Will Cuba cash the US rental cheques for Guantanamo Bay?

RASHMEE ROSHAN LALL December 19, 2014
This too is Guantanamo Bay, a quite distinct picture from the usual one that shows the detention camp and men in orange suits

This too is Guantanamo Bay, a quite distinct picture from the usual one that shows the detention camp and men in orange suits

Talk US-Cuba relations and Guantanamo Bay doesn’t immediately come to mind. But it should. The Americans have been using this leased bit of real estate since 1903 and after the 1959 Communist revolution, Havana hasn’t even cashed the annual cheques.

Okay, so each cheque is worth a measley $4,085 a year (or thereabouts), as Matt Novak writes in his fascinating factoid (click here to read it) but it all adds up. The reason we can’t be sure about the exact rent is that it was set at 2,000 gold coins a year and the price of gold obviously varies.

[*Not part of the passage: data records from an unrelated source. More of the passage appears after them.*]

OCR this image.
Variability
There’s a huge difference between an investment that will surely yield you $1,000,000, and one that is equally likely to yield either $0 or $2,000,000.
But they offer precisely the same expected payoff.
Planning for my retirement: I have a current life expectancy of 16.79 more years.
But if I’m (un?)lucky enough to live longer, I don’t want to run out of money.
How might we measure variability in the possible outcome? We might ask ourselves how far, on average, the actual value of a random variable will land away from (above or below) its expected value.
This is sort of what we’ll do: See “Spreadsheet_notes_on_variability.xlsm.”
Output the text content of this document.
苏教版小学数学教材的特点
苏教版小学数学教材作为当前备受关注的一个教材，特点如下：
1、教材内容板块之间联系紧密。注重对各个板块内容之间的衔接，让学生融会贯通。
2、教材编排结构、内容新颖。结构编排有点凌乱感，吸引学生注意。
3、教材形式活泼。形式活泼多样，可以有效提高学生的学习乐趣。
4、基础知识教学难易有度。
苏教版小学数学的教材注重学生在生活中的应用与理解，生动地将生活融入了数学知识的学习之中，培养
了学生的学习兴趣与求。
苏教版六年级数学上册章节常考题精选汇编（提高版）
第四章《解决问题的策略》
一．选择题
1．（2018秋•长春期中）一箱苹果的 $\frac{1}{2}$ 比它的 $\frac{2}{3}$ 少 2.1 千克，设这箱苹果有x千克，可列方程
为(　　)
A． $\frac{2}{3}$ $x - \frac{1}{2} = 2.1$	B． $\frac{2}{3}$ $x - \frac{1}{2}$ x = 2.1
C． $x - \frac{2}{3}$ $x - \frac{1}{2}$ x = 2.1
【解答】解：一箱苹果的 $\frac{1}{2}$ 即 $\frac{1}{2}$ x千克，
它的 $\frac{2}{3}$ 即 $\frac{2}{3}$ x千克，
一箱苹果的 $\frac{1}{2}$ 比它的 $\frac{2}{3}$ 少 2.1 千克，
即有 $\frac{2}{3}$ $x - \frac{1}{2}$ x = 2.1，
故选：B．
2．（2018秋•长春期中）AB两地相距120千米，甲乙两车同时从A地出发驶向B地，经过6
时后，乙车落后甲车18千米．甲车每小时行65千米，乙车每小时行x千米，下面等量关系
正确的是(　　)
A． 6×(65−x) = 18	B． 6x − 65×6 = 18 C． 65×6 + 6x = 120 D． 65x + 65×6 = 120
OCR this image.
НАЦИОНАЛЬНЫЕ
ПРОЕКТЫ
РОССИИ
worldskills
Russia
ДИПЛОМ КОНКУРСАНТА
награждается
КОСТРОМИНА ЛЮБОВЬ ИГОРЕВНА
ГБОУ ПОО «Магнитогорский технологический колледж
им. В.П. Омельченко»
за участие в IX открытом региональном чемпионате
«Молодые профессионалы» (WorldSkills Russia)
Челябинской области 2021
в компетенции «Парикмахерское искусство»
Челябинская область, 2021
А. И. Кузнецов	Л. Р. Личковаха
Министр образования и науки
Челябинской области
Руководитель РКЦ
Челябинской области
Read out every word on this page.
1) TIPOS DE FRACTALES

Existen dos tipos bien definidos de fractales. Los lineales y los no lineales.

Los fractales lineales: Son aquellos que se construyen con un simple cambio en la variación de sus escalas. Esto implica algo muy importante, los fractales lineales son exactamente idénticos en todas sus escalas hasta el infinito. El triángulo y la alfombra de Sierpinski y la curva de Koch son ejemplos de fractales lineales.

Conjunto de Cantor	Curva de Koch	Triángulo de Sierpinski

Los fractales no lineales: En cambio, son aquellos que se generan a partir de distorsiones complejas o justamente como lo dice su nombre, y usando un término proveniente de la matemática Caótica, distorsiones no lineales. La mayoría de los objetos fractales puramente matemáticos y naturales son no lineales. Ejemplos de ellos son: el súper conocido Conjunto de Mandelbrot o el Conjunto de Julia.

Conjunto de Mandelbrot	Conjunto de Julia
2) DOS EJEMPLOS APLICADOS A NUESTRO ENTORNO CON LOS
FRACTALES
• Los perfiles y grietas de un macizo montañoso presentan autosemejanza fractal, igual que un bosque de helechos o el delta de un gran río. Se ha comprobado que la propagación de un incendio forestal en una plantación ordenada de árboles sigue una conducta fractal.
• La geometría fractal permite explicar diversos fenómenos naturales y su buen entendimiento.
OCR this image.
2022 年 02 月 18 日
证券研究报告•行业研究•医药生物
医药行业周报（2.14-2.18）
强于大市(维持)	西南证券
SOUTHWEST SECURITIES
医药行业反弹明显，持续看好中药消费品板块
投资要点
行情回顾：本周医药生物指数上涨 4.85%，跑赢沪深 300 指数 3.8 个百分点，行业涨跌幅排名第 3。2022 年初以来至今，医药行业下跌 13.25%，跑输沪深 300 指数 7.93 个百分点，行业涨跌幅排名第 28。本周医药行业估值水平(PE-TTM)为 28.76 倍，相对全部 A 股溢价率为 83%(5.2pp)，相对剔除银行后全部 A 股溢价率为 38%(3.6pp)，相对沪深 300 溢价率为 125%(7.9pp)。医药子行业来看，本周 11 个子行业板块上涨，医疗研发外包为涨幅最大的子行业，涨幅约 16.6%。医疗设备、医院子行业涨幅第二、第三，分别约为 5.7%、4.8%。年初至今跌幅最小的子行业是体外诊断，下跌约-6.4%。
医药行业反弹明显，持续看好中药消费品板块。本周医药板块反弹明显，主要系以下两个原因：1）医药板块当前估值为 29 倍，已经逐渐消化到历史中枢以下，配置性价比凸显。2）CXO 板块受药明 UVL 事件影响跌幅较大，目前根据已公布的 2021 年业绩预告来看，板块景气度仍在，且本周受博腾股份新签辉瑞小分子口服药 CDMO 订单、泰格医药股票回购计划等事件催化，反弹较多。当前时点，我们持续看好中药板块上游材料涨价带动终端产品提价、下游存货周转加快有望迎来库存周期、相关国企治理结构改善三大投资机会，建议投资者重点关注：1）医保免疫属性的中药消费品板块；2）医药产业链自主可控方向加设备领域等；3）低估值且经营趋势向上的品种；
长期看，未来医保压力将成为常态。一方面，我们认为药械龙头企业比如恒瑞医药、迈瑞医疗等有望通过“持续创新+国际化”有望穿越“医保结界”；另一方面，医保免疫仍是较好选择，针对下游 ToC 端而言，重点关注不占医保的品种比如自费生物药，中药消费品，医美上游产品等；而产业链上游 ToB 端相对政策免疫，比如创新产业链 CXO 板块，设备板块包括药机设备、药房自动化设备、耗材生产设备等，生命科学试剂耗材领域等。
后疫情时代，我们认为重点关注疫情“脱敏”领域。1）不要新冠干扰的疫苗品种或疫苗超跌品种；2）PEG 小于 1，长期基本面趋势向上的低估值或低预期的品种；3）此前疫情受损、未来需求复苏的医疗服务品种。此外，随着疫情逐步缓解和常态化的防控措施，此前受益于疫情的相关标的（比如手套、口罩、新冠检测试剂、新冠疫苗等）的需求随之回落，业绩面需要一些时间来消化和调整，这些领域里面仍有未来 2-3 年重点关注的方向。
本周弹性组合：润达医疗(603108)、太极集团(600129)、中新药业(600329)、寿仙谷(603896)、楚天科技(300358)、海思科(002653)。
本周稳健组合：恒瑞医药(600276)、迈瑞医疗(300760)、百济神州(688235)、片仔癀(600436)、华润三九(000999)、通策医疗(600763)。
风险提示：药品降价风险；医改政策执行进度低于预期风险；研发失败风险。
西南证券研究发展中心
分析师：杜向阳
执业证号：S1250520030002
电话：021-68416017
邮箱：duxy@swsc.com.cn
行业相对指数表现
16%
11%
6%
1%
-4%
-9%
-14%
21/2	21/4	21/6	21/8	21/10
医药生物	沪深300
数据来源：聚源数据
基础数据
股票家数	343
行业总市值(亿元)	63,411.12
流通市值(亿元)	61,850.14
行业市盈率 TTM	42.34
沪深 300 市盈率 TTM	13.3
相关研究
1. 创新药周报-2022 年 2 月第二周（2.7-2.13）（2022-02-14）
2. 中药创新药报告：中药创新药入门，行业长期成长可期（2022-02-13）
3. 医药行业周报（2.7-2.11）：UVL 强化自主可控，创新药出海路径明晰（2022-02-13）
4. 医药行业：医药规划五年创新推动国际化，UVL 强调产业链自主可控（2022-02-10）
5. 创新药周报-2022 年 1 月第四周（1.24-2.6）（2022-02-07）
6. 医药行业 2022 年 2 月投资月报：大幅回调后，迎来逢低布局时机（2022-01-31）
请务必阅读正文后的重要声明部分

“Gitmo”, as the base is known among American servicemen, was established under a treaty signed by President Theodore Roosevelt. The lease on the bay, one of Cuba’s best natural harbours, was renewed in 1934. 

Despite Cuban objections after the glorious revolution, the Americans held on to it, putting it to use in many situations, not least to house Cuban and Haitian refugees in the 1990s.

But it’s safe to say Guantanamo has never been so famous (or infamous) as in the years since 9/11.